第1セットを烏野に奪われるという波乱の幕開け。
続く第2セット、稲荷崎はリードこそしているものの、連携の乱れが目立ち、どこか浮足立っている。
「……嫌な流れ。勝っとるのに、負けてるみたいや」
マネージャーの🌸が、祈るように組んだ指先に力を込める。主将・北信介は、その様子を静かに、けれど鋭く見つめていた。
「北、行くぞ」
監督の声に、北が迷いなく立ち上がる。
「北くん」
呼びかけると、北はいつも通りの、凪いだ海のような瞳でこちらを見た。
「顔、怖いで、……大丈夫や、🌸」
「……だって、第1セット取られて、みんなの呼吸がバラバラなんやもん。
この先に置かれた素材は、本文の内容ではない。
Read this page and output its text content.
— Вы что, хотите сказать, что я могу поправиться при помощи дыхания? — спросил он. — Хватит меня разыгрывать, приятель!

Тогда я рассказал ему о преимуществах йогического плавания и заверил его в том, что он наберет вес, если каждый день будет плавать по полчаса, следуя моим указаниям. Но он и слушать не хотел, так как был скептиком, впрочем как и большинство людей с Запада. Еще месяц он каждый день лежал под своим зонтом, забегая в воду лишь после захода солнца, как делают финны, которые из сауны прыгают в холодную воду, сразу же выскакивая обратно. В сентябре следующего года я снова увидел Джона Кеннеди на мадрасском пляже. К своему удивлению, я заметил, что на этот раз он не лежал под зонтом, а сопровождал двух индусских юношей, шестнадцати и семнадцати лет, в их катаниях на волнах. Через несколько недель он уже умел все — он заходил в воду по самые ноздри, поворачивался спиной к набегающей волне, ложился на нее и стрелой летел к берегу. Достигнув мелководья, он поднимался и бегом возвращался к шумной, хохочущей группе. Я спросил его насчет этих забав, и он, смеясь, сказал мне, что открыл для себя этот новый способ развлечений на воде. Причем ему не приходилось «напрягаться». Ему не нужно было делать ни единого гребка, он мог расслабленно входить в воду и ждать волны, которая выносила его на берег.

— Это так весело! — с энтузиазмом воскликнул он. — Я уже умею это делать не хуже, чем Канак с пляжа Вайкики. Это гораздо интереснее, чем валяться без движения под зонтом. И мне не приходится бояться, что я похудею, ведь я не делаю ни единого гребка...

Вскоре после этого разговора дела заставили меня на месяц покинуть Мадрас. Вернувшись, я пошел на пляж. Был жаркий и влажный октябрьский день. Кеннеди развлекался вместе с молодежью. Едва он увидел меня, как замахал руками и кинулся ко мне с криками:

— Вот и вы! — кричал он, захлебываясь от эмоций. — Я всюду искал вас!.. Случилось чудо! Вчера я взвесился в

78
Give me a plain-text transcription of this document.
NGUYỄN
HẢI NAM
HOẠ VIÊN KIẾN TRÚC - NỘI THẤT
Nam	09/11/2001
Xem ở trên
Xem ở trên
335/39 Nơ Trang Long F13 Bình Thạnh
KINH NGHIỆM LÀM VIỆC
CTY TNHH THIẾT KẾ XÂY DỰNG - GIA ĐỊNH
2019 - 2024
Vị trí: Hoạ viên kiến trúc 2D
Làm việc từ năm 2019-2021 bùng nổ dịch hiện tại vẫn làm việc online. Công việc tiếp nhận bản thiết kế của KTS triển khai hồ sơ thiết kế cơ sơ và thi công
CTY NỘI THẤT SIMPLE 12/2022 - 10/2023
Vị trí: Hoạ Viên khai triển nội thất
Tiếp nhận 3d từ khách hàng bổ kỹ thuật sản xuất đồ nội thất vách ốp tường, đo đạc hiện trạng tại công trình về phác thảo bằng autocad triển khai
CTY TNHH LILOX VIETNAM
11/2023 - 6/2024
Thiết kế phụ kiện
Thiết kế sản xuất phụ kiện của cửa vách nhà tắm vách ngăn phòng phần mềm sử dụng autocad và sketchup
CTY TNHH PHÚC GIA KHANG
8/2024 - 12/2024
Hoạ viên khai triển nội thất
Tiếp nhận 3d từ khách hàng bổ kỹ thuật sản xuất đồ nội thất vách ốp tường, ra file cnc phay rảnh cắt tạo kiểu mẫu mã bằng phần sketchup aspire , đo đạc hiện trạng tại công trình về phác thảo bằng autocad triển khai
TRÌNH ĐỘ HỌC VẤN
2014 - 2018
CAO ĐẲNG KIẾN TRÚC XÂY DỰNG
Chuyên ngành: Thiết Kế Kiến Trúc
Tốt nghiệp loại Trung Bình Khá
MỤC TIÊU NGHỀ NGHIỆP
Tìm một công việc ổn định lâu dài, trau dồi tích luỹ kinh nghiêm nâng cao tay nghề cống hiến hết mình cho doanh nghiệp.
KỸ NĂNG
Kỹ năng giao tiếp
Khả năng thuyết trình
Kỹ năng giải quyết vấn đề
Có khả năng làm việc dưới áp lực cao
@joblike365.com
リードしとるはずやのに、怖くて……」
「せやな。侑も治も、ちょっと『速い』。せやから俺が、いつも通りにするだけや。練習でやってきたことを、そのまま、一滴もこぼさんとやるだけ」
北は淡々と答える。その言葉に嘘がないことを、🌸は誰よりも知っていた。
彼が毎日、誰よりも早く体育館に来て掃除をし、誰よりも丁寧にストレッチをし、一回一回のパスを疎かにしなかったこと。
それが今の彼の自信を支えている。
「分かってる。北くんがコートに入れば、大丈夫やってこと」
🌸は、溢れそうになる涙を堪えて、精一杯の笑顔を作った。
「北くんの努力は、私が一番近くで見てきた。だから、誰が信じなくても、私だけは世界で一番、あんたが正解やゆーて証明してくれるのを信じとるよ」
その言葉に、北の口角がほんのわずかに上がった。
「……『世界で一番』は、ちょっと大げさやな」
北はそう言いながら、🌸の手に一瞬だけ、自分の手を重ねた。
指先は驚くほど温かく、そして微塵も震えていなかった。
「行ってくる。ちゃんと、見ててな」
「うん。……行ってらっしゃい」
交代のブザーが鳴り響く。
背番号「1」を背負った北がコートに足を踏み入れた瞬間、稲荷崎の空気が一変した。
荒れていた双子の目つきが変わり、後輩たちの背筋が伸びる。
彼がただ「そこに居る」だけで、稲荷崎は本来の力を取り戻していく。
その揺るぎない強さを、彼女は誰よりも確信していた。